The palindromic form of this poem forces the reader to re-encounter lines in a new way just as the changed person encounters being in a new way. The same words are used in a different order to evoke different emotions. For example, after reading “again and again this constant forsaking” for a second time, in the context of the second part of the poem, it seems that the speaker is the one doing the forsaking. this changes– even subverts– the reader’s understanding of the first part of the poem. However, because the last line – “I was asleep while you were dying” is the same as the first, it holds that the discrepancies in meaning were intentional.

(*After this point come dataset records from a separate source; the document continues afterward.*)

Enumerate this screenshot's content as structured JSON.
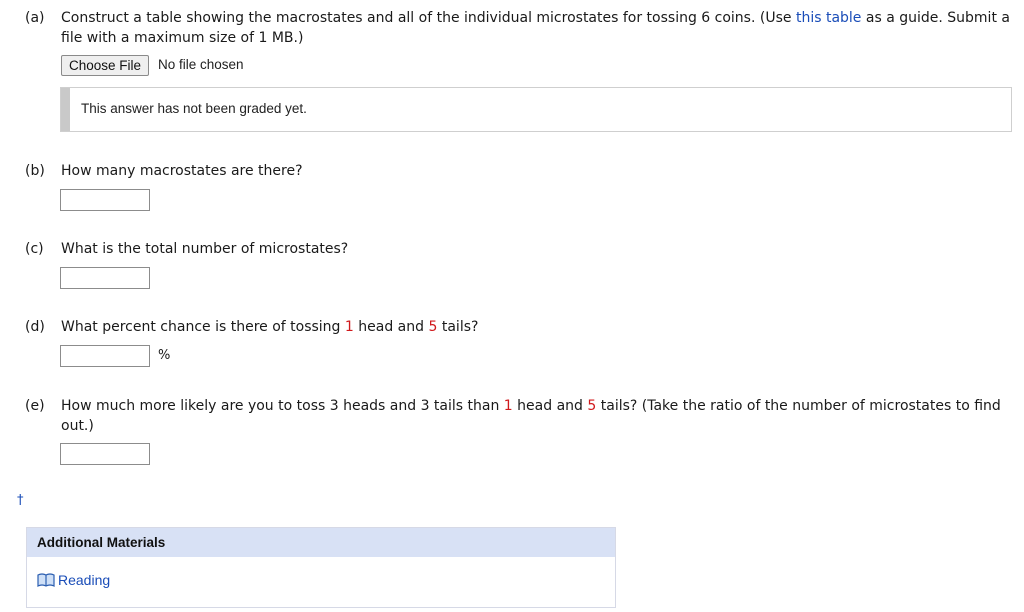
{
  "parts": {
    "a": {
      "label": "(a)",
      "text_1": "Construct a table showing the macrostates and all of the individual microstates for tossing 6 coins. (Use ",
      "link": "this table",
      "text_2": " as a guide. Submit a file with a maximum size of 1 MB.)",
      "choose_file": "Choose File",
      "no_file": "No file chosen",
      "graded_note": "This answer has not been graded yet."
    },
    "b": {
      "label": "(b)",
      "question": "How many macrostates are there?",
      "answer": ""
    },
    "c": {
      "label": "(c)",
      "question": "What is the total number of microstates?",
      "answer": ""
    },
    "d": {
      "label": "(d)",
      "q1": "What percent chance is there of tossing ",
      "num1": "1",
      "q2": " head and ",
      "num2": "5",
      "q3": " tails?",
      "answer": "",
      "unit": "%"
    },
    "e": {
      "label": "(e)",
      "q1": "How much more likely are you to toss 3 heads and 3 tails than ",
      "num1": "1",
      "q2": " head and ",
      "num2": "5",
      "q3": " tails? (Take the ratio of the number of microstates to find out.)",
      "answer": ""
    }
  },
  "footnote_mark": "†",
  "additional_materials": {
    "title": "Additional Materials",
    "reading": "Reading",
    "icon": "book-icon"
  },
  "colors": {
    "link": "#1a4db8",
    "highlight_number": "#d0191c",
    "panel_header": "#d8e1f5"
  }
}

Trapped within the world of the poem are many different memories and feelings—as many as the reader brings to it, as many as the speaker brings to it, and as many as the dead person created by the speaker and the reader brings to it.The nature of grief is often complicated and conflicted. Within the world of the poem, and within the consciousness of the reader/speaker, jumbled emotions and memories inform each other such that a singular definition of a life is incomprehensible. In “Myth,” the poem guides the reader through necessary transitions of thought and understanding so that she may reconcile the transitions inherent in being.

Works Cited

* From now on, I will cite the poem using line number only, since it would not be helpful to only repeat the poem’s place in the Norton.

Trethewey, Natasha.  “Myth.” Norton Anthology of Literature. Ed. Richardson-Jones, Christine D’Antonio. New York: W. W. Norton & Company, Inc., 2016. 923. Print.